The legislature shall establish, organize, and maintain a liberal system of public schools throughout the state for the benefit of the children thereof between the ages of seven and twenty-one years. The public school fund shall be apportioned to the several counties in proportion to the number of school children of school age therein, and shall be so apportioned to the schools in the districts or townships in the counties as to provide, as nearly as practicable, school terms of equal duration in such school districts or townships. Separate schools shall be provided for white and colored children, and no child of either race shall be permitted to attend a school of the other race. 
In 2004, the state legislature defeated a constitutional amendment that would have struck down Section 256 from Alabama's constitution.

For those of you trying to process what seems unbelievable, I'll spell it out. Federal law prohibits segregation in American schools; Alabama's state constitution still mandates it.

Across the nation, Alabama's school system is 2nd worst and Trump's odds of winning are 2nd best. That might be just a coincidence.

29 November 2009

Central Europe's Disturbing Intolerance

It seems a truism that inland regions are less tolerant. People who live on coasts around ports have been continually exposed to a variety of skin colors, religious persuasions, cultures, and lifestyles. Fewer people come through Nebraska than New York or San Francisco; fewer people come through Serbia than England. Insularity seems to make people intolerant rather than curious.

Which brings us to Switzerland's stunning vote to ban "the construction of minarets, the towers that typically stand adjacent to mosques and serve to issue the Muslim call to prayer."

The Swiss speak four languages and would seem a model of diversity, but it is also worth remembering that it wasn't until 1971 that they granted women the right to vote. These are not progressives.

So I guess one ought not to be surprised that the Swiss felt threatened by the construction of Muslim edifices. Muslims, of course, make up nearly 4% of their population and are obviously a threat to the country's laws and mores.
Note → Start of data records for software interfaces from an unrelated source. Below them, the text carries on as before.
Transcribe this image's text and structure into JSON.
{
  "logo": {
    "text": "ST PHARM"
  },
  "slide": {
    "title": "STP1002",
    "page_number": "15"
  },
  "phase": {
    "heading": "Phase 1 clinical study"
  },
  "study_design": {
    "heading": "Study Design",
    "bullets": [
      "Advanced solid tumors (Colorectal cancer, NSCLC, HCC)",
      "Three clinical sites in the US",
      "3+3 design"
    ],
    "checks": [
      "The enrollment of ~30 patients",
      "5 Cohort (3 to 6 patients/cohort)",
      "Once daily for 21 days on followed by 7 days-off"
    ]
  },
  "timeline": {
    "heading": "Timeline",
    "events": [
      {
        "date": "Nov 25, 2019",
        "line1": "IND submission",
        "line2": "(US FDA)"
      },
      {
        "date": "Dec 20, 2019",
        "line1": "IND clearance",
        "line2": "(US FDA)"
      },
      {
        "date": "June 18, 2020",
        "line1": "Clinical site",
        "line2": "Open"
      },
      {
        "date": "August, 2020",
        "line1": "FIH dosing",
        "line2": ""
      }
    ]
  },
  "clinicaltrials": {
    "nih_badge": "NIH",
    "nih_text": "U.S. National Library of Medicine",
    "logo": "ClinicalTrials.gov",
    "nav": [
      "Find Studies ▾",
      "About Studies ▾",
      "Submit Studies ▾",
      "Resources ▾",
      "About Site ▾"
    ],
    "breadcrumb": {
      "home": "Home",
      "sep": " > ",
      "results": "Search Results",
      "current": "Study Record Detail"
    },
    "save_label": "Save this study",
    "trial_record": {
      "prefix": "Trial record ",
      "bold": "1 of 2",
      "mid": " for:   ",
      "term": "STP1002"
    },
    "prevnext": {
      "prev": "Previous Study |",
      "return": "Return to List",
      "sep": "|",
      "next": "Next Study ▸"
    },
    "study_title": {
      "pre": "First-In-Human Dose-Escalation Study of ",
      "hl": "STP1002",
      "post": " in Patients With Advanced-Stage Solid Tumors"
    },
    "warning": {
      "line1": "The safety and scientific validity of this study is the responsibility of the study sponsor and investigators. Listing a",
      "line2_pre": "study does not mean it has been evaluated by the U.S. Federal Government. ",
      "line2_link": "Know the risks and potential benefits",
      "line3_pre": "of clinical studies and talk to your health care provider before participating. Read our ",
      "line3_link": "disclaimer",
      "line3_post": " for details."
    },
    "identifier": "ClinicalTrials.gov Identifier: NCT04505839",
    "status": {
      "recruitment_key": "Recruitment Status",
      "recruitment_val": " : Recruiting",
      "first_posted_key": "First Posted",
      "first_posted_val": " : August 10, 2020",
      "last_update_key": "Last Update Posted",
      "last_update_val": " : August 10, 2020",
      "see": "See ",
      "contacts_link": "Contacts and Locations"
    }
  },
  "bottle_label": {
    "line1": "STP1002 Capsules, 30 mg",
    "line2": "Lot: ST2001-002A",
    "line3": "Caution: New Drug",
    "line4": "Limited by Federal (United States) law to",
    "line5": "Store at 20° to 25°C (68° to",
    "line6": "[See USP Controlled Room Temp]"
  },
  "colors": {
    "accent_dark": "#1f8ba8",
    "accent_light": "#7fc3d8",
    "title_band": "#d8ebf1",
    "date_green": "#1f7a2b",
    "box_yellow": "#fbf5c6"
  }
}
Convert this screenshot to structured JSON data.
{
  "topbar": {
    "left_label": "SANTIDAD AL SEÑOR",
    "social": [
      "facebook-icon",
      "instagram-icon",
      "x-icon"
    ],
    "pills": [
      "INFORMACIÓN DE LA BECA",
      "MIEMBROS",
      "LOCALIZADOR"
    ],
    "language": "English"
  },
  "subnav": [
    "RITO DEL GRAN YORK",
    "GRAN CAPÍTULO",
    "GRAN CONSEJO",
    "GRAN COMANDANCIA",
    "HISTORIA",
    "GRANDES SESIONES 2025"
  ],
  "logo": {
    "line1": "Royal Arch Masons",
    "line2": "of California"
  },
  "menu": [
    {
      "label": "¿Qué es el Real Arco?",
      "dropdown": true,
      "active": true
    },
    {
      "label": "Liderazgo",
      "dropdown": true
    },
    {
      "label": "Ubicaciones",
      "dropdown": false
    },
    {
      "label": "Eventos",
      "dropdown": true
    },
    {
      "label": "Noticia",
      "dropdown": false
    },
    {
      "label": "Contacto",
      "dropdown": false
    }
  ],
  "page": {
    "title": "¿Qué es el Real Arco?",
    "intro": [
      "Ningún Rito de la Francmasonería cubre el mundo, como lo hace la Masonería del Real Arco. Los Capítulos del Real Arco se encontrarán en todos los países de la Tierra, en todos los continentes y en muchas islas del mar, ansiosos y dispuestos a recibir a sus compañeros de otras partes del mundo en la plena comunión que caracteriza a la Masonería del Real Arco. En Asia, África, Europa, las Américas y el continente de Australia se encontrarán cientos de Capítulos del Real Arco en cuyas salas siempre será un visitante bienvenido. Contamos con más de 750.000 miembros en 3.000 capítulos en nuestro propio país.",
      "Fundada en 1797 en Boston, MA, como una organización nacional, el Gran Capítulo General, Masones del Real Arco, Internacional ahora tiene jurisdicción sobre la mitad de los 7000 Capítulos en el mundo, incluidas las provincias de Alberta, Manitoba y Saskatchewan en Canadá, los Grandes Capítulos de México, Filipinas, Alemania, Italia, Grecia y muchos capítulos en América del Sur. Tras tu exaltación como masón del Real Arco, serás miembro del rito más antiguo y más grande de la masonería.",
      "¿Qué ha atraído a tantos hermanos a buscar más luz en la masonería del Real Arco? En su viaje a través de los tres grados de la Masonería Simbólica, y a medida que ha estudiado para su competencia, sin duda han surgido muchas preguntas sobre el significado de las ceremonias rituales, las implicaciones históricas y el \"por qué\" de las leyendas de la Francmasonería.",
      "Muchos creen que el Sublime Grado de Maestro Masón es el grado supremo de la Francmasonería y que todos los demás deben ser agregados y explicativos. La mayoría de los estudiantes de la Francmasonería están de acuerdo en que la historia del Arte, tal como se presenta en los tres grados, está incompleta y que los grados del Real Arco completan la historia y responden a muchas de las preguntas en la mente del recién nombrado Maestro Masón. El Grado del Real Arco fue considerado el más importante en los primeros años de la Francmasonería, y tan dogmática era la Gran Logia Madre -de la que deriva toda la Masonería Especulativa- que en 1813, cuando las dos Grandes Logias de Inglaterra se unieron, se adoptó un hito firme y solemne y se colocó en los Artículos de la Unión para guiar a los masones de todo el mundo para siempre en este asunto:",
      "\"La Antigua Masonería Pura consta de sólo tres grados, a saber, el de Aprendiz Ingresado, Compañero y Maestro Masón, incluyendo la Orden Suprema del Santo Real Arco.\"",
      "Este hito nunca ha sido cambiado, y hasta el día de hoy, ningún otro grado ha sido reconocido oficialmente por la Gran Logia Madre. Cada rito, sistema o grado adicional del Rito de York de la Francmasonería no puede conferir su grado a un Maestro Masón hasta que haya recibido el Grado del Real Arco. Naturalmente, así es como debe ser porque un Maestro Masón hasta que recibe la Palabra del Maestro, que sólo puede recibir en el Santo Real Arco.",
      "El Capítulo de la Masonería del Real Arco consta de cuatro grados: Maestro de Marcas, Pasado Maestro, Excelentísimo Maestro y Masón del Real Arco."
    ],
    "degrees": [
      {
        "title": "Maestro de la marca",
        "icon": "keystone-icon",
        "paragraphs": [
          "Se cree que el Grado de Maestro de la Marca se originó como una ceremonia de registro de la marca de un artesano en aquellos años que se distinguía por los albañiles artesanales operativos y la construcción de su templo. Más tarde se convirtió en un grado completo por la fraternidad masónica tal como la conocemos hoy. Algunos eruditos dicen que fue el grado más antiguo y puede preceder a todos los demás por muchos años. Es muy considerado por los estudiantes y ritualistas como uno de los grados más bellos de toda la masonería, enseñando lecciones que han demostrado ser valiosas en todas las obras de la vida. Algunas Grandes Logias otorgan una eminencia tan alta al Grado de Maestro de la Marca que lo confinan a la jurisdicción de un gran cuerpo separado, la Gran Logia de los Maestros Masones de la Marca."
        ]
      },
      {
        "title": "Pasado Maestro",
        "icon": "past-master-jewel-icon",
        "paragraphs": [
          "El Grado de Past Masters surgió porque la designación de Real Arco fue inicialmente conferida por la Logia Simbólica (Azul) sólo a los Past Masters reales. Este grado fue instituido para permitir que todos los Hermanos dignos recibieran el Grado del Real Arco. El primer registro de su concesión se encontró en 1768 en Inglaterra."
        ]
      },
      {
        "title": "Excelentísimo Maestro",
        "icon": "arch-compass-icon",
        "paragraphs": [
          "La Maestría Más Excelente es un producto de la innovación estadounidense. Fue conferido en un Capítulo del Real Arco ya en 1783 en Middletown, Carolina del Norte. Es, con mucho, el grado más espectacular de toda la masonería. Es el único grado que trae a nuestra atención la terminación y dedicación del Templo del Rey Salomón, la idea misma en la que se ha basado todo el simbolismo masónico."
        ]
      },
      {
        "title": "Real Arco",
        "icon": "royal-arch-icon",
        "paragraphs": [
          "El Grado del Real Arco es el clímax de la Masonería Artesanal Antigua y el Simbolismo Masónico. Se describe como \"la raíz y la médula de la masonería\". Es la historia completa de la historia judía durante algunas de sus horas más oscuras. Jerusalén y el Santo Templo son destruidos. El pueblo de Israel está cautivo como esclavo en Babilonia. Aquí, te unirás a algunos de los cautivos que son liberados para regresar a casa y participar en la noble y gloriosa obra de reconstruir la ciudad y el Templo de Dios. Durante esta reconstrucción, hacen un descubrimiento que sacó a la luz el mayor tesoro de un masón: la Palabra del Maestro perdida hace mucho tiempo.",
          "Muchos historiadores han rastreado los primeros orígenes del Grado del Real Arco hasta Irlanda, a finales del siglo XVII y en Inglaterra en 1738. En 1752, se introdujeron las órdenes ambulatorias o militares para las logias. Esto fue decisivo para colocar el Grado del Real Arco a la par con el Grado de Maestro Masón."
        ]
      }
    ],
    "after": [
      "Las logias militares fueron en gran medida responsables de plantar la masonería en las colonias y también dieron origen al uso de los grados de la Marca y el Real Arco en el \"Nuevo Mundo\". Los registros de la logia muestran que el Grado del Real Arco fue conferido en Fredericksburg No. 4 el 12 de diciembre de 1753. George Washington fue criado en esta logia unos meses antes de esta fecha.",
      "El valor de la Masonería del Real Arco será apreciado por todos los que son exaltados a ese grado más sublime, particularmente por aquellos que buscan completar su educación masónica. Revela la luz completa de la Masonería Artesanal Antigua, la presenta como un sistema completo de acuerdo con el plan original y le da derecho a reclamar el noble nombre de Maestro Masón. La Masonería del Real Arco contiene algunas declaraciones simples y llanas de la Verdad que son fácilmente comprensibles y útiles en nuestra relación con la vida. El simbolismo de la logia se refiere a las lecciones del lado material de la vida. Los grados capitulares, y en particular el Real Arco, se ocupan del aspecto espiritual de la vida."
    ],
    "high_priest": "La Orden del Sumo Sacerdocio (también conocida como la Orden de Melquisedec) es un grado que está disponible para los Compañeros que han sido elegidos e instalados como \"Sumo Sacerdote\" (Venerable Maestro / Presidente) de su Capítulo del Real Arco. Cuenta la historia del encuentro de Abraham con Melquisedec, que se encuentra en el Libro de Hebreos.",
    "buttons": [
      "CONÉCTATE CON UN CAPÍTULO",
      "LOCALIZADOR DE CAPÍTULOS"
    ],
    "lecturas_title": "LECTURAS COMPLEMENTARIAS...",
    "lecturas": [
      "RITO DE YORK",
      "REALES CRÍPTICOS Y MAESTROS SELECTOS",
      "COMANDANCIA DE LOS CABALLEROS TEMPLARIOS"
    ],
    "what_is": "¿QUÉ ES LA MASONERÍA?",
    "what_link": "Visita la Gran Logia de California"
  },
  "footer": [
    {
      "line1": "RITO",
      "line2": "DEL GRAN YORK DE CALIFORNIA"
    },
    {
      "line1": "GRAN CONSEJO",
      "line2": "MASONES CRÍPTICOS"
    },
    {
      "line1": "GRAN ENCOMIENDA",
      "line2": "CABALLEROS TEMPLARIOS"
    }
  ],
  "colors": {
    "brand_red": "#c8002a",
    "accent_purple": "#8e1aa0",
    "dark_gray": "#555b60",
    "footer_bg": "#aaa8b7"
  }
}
It seems to me, though, that the Swiss have got it backwards. Rather than ban the construction of minarets, they should insist that every Muslim household build one atop their domicile, making it easy for anyone else to see where they are. And once they've done that, I see no reason why they couldn't require Muslims to wear tattoos on their forearms.

If they want to borrow from the playbook of religious intolerance, Central Europe has plenty of examples to draw from. If they are heading down that path, they should know better than to ban the symbols of religious difference that could, instead, be used to identify minorities.